Now, it is good aviation practice to have some kind of action associated with a single, predictable failure which affects the safe operation of the airframe, be it recall items or a reference checklist, or even just a note for crew awareness. In the case we are discussing, an AoA probe failure (which is singular, predictable and measurable) has caused a cascade of issues and warnings that are difficult to assimilate and don’t immediately point to any particular checklist, except maybe the Airspeed Unreliable one, which doesn’t include deactivating the trim. Remember we are looking at these accidents with hindsight and the warnings that occurred can be triggered by many different events that require different responses - we only know which was the correct path to take because we have most of the data in front of us to peruse at leisure.

There have been quite a few posts highlighting the startle effect plus the saturation of input channels by excess information of questionable usefulness, e.g. stick shaker, GPWS, fault messages, high control loadings, etc. It is quite easy to see how some things were missed, in fact most of the above is taught in basic HF modules but this seems have passed some manufacturers by.

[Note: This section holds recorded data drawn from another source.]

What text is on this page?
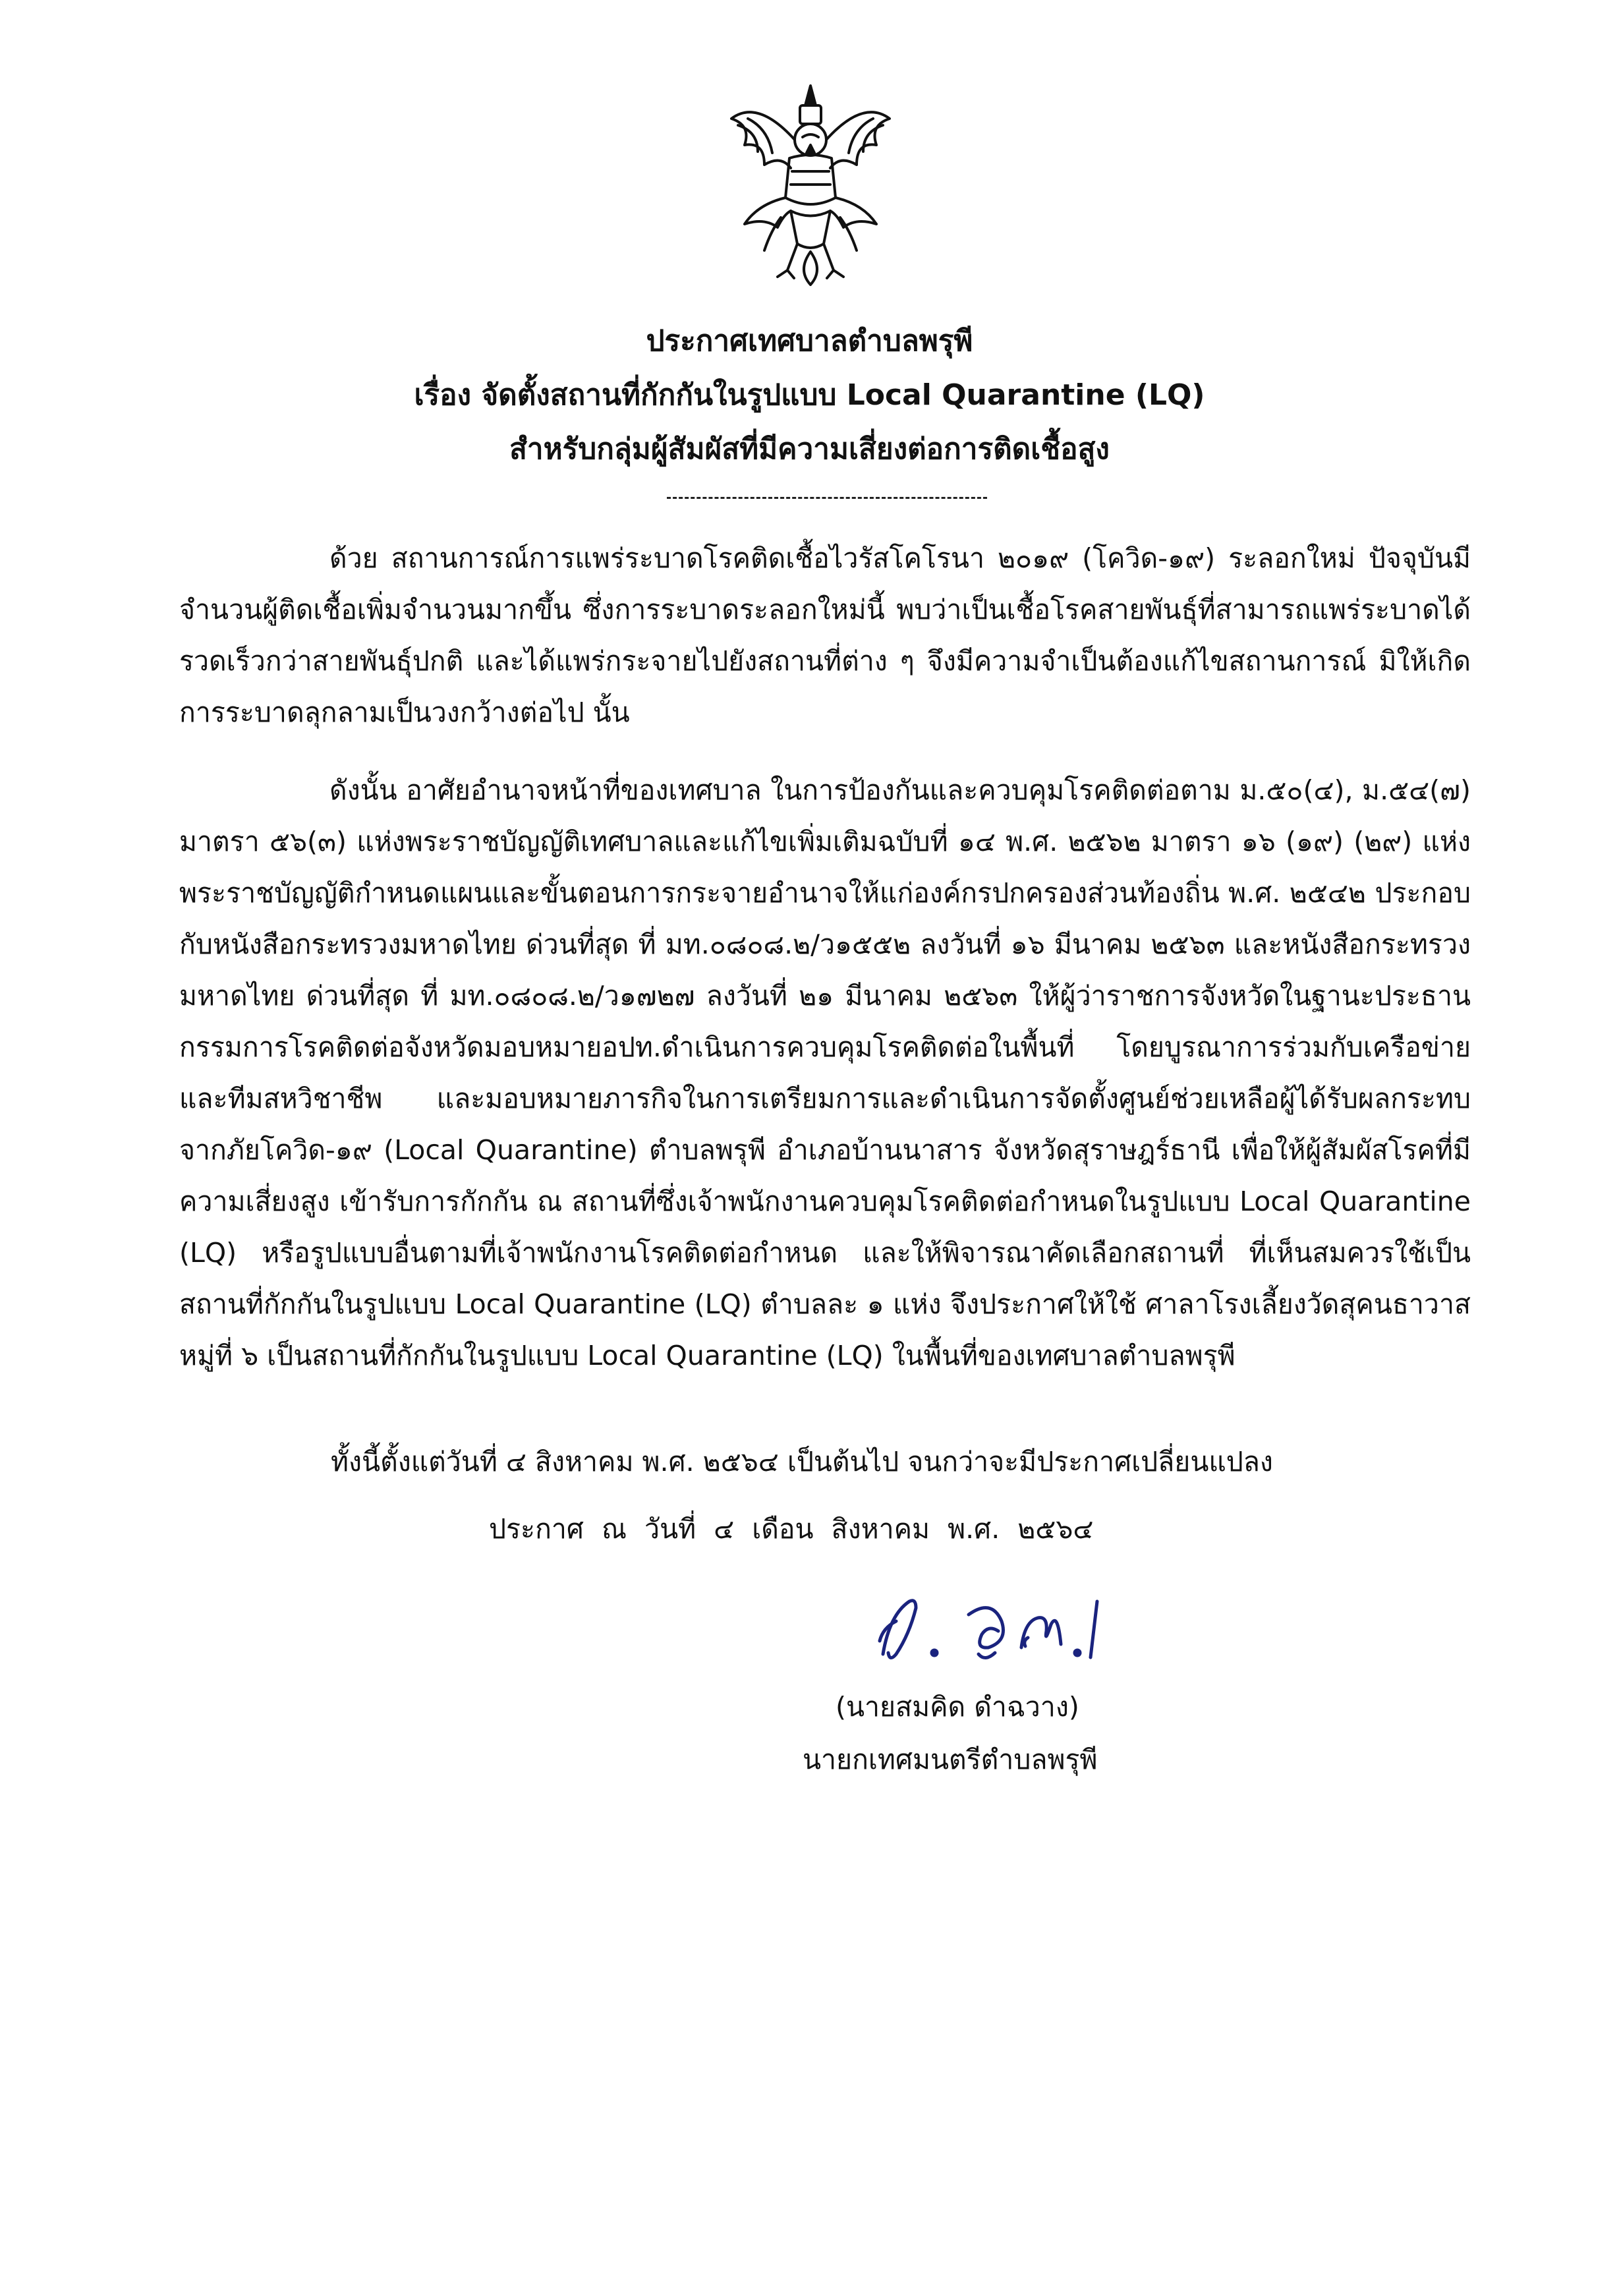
ประกาศเทศบาลตำบลพรุพี
เรื่อง จัดตั้งสถานที่กักกันในรูปแบบ Local Quarantine (LQ)
สำหรับกลุ่มผู้สัมผัสที่มีความเสี่ยงต่อการติดเชื้อสูง

ด้วย สถานการณ์การแพร่ระบาดโรคติดเชื้อไวรัสโคโรนา ๒๐๑๙ (โควิด-๑๙) ระลอกใหม่ ปัจจุบันมีจำนวนผู้ติดเชื้อเพิ่มจำนวนมากขึ้น ซึ่งการระบาดระลอกใหม่นี้ พบว่าเป็นเชื้อโรคสายพันธุ์ที่สามารถแพร่ระบาดได้รวดเร็วกว่าสายพันธุ์ปกติ และได้แพร่กระจายไปยังสถานที่ต่าง ๆ จึงมีความจำเป็นต้องแก้ไขสถานการณ์ มิให้เกิดการระบาดลุกลามเป็นวงกว้างต่อไป นั้น

ดังนั้น อาศัยอำนาจหน้าที่ของเทศบาล ในการป้องกันและควบคุมโรคติดต่อตาม ม.๕๐(๔), ม.๕๔(๗) มาตรา ๕๖(๓) แห่งพระราชบัญญัติเทศบาลและแก้ไขเพิ่มเติมฉบับที่ ๑๔ พ.ศ. ๒๕๖๒ มาตรา ๑๖ (๑๙) (๒๙) แห่งพระราชบัญญัติกำหนดแผนและขั้นตอนการกระจายอำนาจให้แก่องค์กรปกครองส่วนท้องถิ่น พ.ศ. ๒๕๔๒ ประกอบกับหนังสือกระทรวงมหาดไทย ด่วนที่สุด ที่ มท.๐๘๐๘.๒/ว๑๕๕๒ ลงวันที่ ๑๖ มีนาคม ๒๕๖๓ และหนังสือกระทรวงมหาดไทย ด่วนที่สุด ที่ มท.๐๘๐๘.๒/ว๑๗๒๗ ลงวันที่ ๒๑ มีนาคม ๒๕๖๓ ให้ผู้ว่าราชการจังหวัดในฐานะประธานกรรมการโรคติดต่อจังหวัดมอบหมายอปท.ดำเนินการควบคุมโรคติดต่อในพื้นที่ โดยบูรณาการร่วมกับเครือข่ายและทีมสหวิชาชีพ และมอบหมายภารกิจในการเตรียมการและดำเนินการจัดตั้งศูนย์ช่วยเหลือผู้ได้รับผลกระทบจากภัยโควิด-๑๙ (Local Quarantine) ตำบลพรุพี อำเภอบ้านนาสาร จังหวัดสุราษฎร์ธานี เพื่อให้ผู้สัมผัสโรคที่มีความเสี่ยงสูง เข้ารับการกักกัน ณ สถานที่ซึ่งเจ้าพนักงานควบคุมโรคติดต่อกำหนดในรูปแบบ Local Quarantine (LQ) หรือรูปแบบอื่นตามที่เจ้าพนักงานโรคติดต่อกำหนด และให้พิจารณาคัดเลือกสถานที่ ที่เห็นสมควรใช้เป็นสถานที่กักกันในรูปแบบ Local Quarantine (LQ) ตำบลละ ๑ แห่ง จึงประกาศให้ใช้ ศาลาโรงเลี้ยงวัดสุคนธาวาส หมู่ที่ ๖ เป็นสถานที่กักกันในรูปแบบ Local Quarantine (LQ) ในพื้นที่ของเทศบาลตำบลพรุพี

ทั้งนี้ตั้งแต่วันที่ ๔ สิงหาคม พ.ศ. ๒๕๖๔ เป็นต้นไป จนกว่าจะมีประกาศเปลี่ยนแปลง
ประกาศ ณ วันที่ ๔ เดือน สิงหาคม พ.ศ. ๒๕๖๔
(นายสมคิด ดำฉวาง)
นายกเทศมนตรีตำบลพรุพี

It’s easy to say that you’d have disconnected the trim as soon as you got a stick shake in the climb out because the flaps are correct and power is set. Well done. But supposing that was a *real* stall warning because you put the wrong weights in the FMC so have rotated 20kts early? Not so well done now, eh? This has happened before and will happen again and is just one example of why it is so important NOT to rush to conclusions if you can absolutely help it.